The disruption comes a week after authorities in Mexico started investigating a possible collision between a drone and a Boeing 737 jetliner. The Aeromexico flight sustained damage to the nose on landing, though the plane landed safely.

Air safety authorities have become increasingly concerned about the rapid growth in the use of commercial drones, often as toys. The U.S. Federal Aviation Administration now tracks more than 1,000 suspected incidents of near misses by planes and unmanned aircraft a year. Some of those reports turn out to be spurious.

The risk has created growing demand for systems to protect against such incursions, including from the military. Some of these systems use radar or acoustic sensors to spot the drones. Others are designed to force a drone to land. Governments also have pressed drone makers to install systems on their equipment that bars them from flying in protected airspace, such as airports and military installations.

At Gatwick, flight operations were halted Wednesday at 9:03 p.m. local time after two drone sightings were reported. The facility reopened at 3:01 a.m. Thursday before closing less than 45 minutes later because of renewed concerns about drone flights around the airfield.

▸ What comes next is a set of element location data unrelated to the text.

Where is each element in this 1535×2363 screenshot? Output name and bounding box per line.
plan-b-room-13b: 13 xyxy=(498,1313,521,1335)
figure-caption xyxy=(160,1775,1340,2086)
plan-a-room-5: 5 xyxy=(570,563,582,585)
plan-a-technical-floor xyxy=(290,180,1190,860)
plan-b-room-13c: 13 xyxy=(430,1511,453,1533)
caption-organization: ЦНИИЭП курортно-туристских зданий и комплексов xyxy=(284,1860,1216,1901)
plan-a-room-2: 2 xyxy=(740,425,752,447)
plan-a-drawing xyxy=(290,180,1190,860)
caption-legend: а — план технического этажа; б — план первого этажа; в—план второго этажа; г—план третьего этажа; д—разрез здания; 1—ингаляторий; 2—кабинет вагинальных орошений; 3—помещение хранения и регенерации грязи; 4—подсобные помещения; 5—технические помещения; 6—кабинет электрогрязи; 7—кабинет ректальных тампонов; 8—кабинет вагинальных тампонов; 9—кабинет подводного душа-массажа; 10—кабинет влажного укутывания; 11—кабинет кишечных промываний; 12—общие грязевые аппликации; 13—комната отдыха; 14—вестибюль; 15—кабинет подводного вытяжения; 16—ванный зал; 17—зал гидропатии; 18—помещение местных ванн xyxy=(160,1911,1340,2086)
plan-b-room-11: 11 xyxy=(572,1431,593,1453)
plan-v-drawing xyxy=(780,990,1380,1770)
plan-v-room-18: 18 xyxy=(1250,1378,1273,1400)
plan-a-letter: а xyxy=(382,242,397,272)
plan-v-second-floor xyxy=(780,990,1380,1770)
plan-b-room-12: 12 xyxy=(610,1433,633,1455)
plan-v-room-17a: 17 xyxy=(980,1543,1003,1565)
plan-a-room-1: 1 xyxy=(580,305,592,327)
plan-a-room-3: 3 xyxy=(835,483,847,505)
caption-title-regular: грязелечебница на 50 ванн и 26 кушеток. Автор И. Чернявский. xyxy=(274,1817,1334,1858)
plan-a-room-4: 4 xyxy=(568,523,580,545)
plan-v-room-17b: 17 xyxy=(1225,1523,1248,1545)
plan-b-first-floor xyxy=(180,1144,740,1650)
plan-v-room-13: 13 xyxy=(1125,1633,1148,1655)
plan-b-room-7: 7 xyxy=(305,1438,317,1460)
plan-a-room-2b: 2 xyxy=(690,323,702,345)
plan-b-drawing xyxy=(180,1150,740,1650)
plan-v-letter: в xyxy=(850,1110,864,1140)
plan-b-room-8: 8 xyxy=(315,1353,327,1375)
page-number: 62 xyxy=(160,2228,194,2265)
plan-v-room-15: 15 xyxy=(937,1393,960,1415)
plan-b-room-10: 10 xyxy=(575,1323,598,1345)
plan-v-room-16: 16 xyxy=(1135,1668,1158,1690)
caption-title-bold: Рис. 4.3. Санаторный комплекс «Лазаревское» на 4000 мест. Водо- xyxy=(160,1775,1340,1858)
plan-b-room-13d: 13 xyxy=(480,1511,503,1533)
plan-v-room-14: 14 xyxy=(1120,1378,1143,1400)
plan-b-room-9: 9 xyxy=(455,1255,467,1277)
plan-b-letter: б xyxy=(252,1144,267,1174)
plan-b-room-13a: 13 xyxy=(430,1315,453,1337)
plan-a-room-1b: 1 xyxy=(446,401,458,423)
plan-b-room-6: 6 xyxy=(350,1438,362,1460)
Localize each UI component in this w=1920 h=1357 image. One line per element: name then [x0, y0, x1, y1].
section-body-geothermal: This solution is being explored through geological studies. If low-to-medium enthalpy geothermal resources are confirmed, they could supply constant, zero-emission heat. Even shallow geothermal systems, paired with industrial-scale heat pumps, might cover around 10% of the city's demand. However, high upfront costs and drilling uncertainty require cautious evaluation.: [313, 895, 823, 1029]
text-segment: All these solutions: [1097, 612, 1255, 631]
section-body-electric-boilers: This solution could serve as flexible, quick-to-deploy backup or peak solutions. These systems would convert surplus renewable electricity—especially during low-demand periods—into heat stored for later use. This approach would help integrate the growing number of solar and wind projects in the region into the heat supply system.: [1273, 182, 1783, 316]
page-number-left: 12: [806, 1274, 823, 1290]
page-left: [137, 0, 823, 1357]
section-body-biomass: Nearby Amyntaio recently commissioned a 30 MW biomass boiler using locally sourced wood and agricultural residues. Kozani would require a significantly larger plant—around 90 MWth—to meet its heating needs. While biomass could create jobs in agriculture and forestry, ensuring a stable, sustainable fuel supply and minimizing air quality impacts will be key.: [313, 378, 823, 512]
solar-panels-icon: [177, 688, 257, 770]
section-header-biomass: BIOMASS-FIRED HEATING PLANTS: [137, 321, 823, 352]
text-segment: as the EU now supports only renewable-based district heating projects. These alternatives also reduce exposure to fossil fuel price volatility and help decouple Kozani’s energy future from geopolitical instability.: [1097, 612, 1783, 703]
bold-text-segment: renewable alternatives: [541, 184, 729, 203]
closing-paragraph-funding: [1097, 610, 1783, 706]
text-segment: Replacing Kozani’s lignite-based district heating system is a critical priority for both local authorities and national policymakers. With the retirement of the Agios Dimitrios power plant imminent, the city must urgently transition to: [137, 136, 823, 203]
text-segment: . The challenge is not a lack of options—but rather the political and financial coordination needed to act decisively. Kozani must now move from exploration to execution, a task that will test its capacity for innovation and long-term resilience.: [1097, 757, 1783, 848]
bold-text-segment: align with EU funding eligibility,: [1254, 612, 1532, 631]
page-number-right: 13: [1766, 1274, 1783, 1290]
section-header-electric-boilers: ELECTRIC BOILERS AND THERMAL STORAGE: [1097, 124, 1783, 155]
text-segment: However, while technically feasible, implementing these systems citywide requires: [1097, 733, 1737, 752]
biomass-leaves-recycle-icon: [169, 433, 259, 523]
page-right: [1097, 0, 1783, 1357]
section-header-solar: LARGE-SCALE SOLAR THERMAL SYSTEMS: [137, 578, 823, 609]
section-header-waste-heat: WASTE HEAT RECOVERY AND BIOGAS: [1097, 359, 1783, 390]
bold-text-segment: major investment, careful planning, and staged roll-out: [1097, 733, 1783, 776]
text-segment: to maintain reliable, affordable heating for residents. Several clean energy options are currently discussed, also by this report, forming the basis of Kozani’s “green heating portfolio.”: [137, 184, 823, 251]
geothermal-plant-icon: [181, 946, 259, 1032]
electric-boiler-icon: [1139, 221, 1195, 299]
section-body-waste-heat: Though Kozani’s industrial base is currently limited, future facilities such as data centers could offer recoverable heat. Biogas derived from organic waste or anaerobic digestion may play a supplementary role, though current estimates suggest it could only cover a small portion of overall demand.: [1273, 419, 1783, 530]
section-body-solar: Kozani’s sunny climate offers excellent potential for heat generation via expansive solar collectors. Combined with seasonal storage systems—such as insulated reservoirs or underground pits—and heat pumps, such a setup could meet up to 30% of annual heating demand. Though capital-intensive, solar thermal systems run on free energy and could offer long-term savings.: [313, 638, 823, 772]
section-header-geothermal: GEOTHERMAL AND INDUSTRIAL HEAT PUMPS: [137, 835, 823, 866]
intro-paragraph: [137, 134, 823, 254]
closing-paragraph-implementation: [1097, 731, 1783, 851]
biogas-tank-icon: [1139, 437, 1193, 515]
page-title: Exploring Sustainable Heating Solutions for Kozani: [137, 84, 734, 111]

Britain’s Civil Aviation Authority on Thursday said it was “totally unacceptable” to operate drones near an airport. In the U.K., it is illegal to operate a drone within 1 kilometer (0.62 miles) of an airport or at an altitude above 400 feet. Those flying the drones illegally could face a five-year prison sentence, Ms. Sugg said.

The concern about drone often increases around the holiday season, when they are often bought as presents.

In November, a British man was fined and had to forfeit his drone after a court ruled the unmanned aircraft was flown too close to a police helicopter. But this was a rare success for authorities who often struggle to apprehend and prosecute drone operators.

Pilot groups have become increasingly vocal about the risks to flights and passenger safety.

“Even two kilograms of metal and plastic, including the battery, hitting an aircraft windscreen or engine or a helicopter tail rotor, could be catastrophic,” Rob Hunter, the head of flight safety at the British Airline Pilots’ Association said earlier in December.